FlexEnable im Hands-on: das flexible Display fürs Handgelenk

Kurven haben sie, aber wirklich biegsame Displays? Die sind noch Zukunftsmusik in der Smartphone- und Smartwatchbranche. FlexEnable könnte das ändern.

Am MWC-Stand vom Display-Hersteller FlexEnable gab es ein krummes Ding zu sehen: Das Unternehmen hatte ein funktionierendes flexibles Display im Gepäck. Ein solches Panel ist zumindest in der Smartphone-Welt noch Mangelware. Sicher, die Bildschirme von Samsungs Edge-Modellen sind gebogen, die Bananen-Smartphones Flex und Flex 2 von LG lassen sich ein wenig platt drücken.

Doch FlexEnable könnte mit seinem Display die Branche aufmischen.

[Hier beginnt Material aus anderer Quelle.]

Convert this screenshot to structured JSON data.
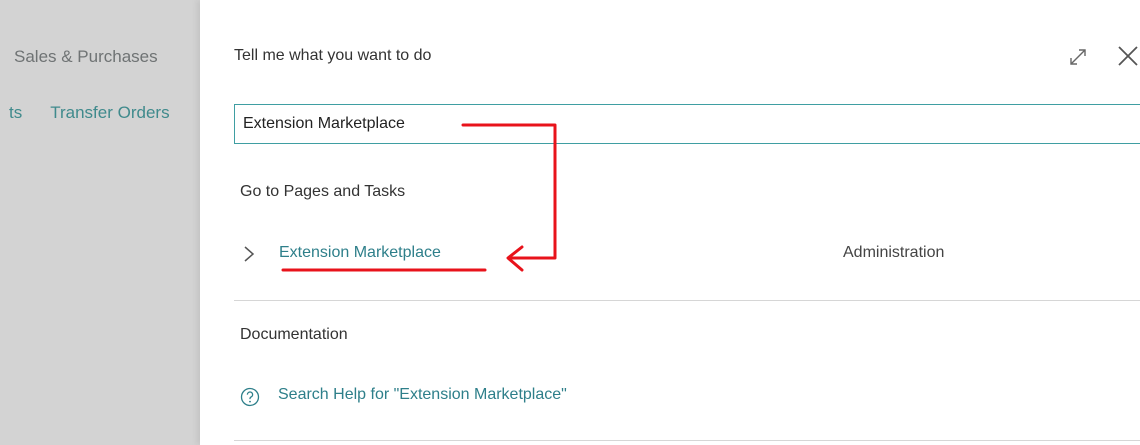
{
  "background": {
    "nav_row_1": "Sales & Purchases",
    "nav_row_2_left": "ts",
    "nav_row_2_right": "Transfer Orders"
  },
  "dialog": {
    "title": "Tell me what you want to do",
    "expand_icon": "expand-icon",
    "close_icon": "close-icon",
    "search": {
      "value": "Extension Marketplace"
    },
    "pages_section": {
      "heading": "Go to Pages and Tasks",
      "results": [
        {
          "label": "Extension Marketplace",
          "category": "Administration",
          "icon": "chevron-right-icon"
        }
      ]
    },
    "documentation_section": {
      "heading": "Documentation",
      "help_link": "Search Help for \"Extension Marketplace\"",
      "help_icon": "help-circle-icon"
    }
  },
  "colors": {
    "accent_teal": "#2e7f8a",
    "input_border": "#3f9ea2",
    "annotation_red": "#e8131b",
    "background_dim": "#d3d3d3"
  }
}
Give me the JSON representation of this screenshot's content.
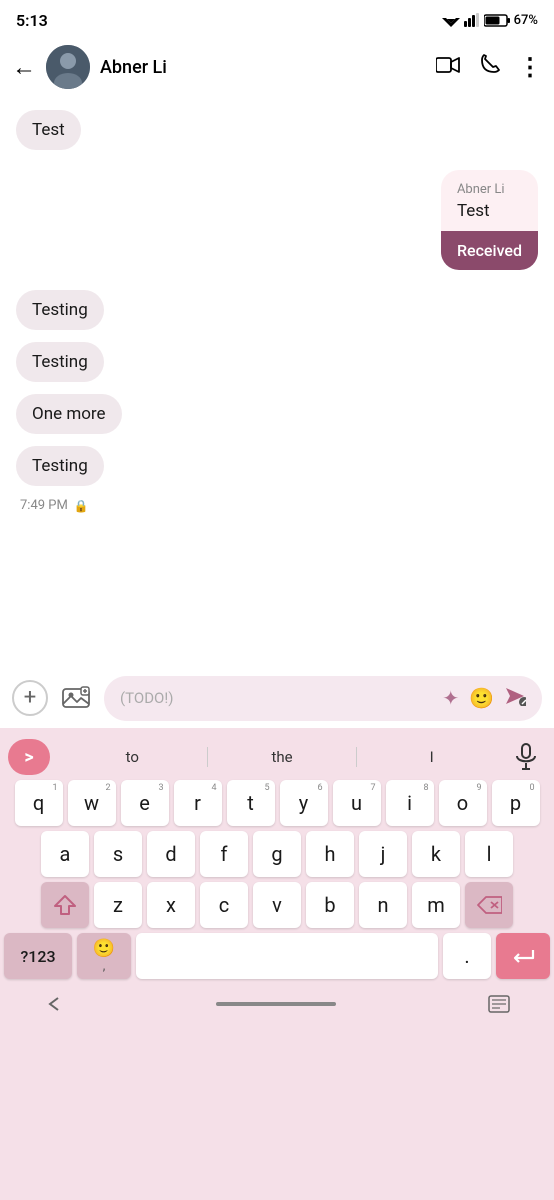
{
  "statusBar": {
    "time": "5:13",
    "battery": "67%"
  },
  "header": {
    "backLabel": "←",
    "contactName": "Abner Li",
    "videoIcon": "📹",
    "phoneIcon": "📞",
    "moreIcon": "⋮"
  },
  "chat": {
    "messages": [
      {
        "type": "left",
        "text": "Test"
      },
      {
        "type": "right",
        "sender": "Abner Li",
        "text": "Test",
        "status": "Received"
      },
      {
        "type": "left",
        "text": "Testing"
      },
      {
        "type": "left",
        "text": "Testing"
      },
      {
        "type": "left",
        "text": "One more"
      },
      {
        "type": "left",
        "text": "Testing"
      }
    ],
    "timestamp": "7:49 PM"
  },
  "inputBar": {
    "placeholder": "(TODO!)",
    "addIcon": "+",
    "galleryIcon": "🖼",
    "sparkleIcon": "✦",
    "emojiIcon": "🙂",
    "sendIcon": "➤"
  },
  "keyboard": {
    "suggestions": [
      "to",
      "the",
      "I"
    ],
    "rows": [
      [
        {
          "letter": "q",
          "num": "1"
        },
        {
          "letter": "w",
          "num": "2"
        },
        {
          "letter": "e",
          "num": "3"
        },
        {
          "letter": "r",
          "num": "4"
        },
        {
          "letter": "t",
          "num": "5"
        },
        {
          "letter": "y",
          "num": "6"
        },
        {
          "letter": "u",
          "num": "7"
        },
        {
          "letter": "i",
          "num": "8"
        },
        {
          "letter": "o",
          "num": "9"
        },
        {
          "letter": "p",
          "num": "0"
        }
      ],
      [
        {
          "letter": "a"
        },
        {
          "letter": "s"
        },
        {
          "letter": "d"
        },
        {
          "letter": "f"
        },
        {
          "letter": "g"
        },
        {
          "letter": "h"
        },
        {
          "letter": "j"
        },
        {
          "letter": "k"
        },
        {
          "letter": "l"
        }
      ],
      [
        {
          "letter": "z"
        },
        {
          "letter": "x"
        },
        {
          "letter": "c"
        },
        {
          "letter": "v"
        },
        {
          "letter": "b"
        },
        {
          "letter": "n"
        },
        {
          "letter": "m"
        }
      ]
    ],
    "numLabel": "?123",
    "emojiSmallIcon": "🙂",
    "commaLabel": ",",
    "periodLabel": ".",
    "enterIcon": "↵"
  }
}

Der 4,7 Zoll große Bildschirm lässt sich laut Aussage am Stand um bis zu 55 Grad vor- und zurückbiegen. Wie das geht? Statt die Flüssigkristalle für das organische LCD-Display zwischen zwei Glasplatten zu packen, setzt FlexEnable auf hauchzartes Plastik. Auf diese Art ist das Endergebnis nicht nur um bis zu 55 Grad biegbar, es bricht auch nicht so schnell wie in Plastik-Displays.

Nur ein Prototyp

FlexEnable stellt sich vor, dass die Technologie in Smartwatches zum Einsatz kommt. Das ergibt ja auch Sinn. Die smarten Uhren bieten nicht gerade viel Bildschirm, sind darüber hinaus meist auch ziemlich dick. Würde man dazu ein Mobilfunk-Modul einbauen, könnte man sein Smartphone ohne Kompromisse am Arm tragen.

Ein ganz besonderes Display(© 2016 CURVED)

Welcher Technik in dem Gerät steckte, wollten uns die Verantwortlichem Stand nicht so recht verraten. Android sei darauf installiert, die Auflösung betrage WVGA, also 800 x 480. Wie lange der Akku hält? Keine Angabe. Prozessor? Könne man nicht sagen. Das ist aber auch nur halb so wild, denn beim Gezeigten handelte es sich um einen Prototyp im frühen Entwicklungsstadium. Den bedient man noch über Buttons am Rand. In die fertige Version kommt dann ein Touchscreen.

Direkt am Stand ging die Bedienung schon sehr flüssig von der Hand. Das Display war in einen Alu-Rahmen eingefasst (der wiederum weniger flexibel war) und an einem Klett-Armband befestigt. Trotz der vergleichsweise geringen Auflösung sehen die Inhalte überraschend gut aus.

Vorläufiges Fazit: her damit!

Auch wenn es sich beim Display von FlexEnable noch um einen Prototyp handelt, ist es doch beeindruckend zu sehen, wie weit die Technik schon ist. Wenn ich mein Smartphone in absehbarer Zeit zu einem Armband biegen kann, bin ich auf jeden Fall dabei.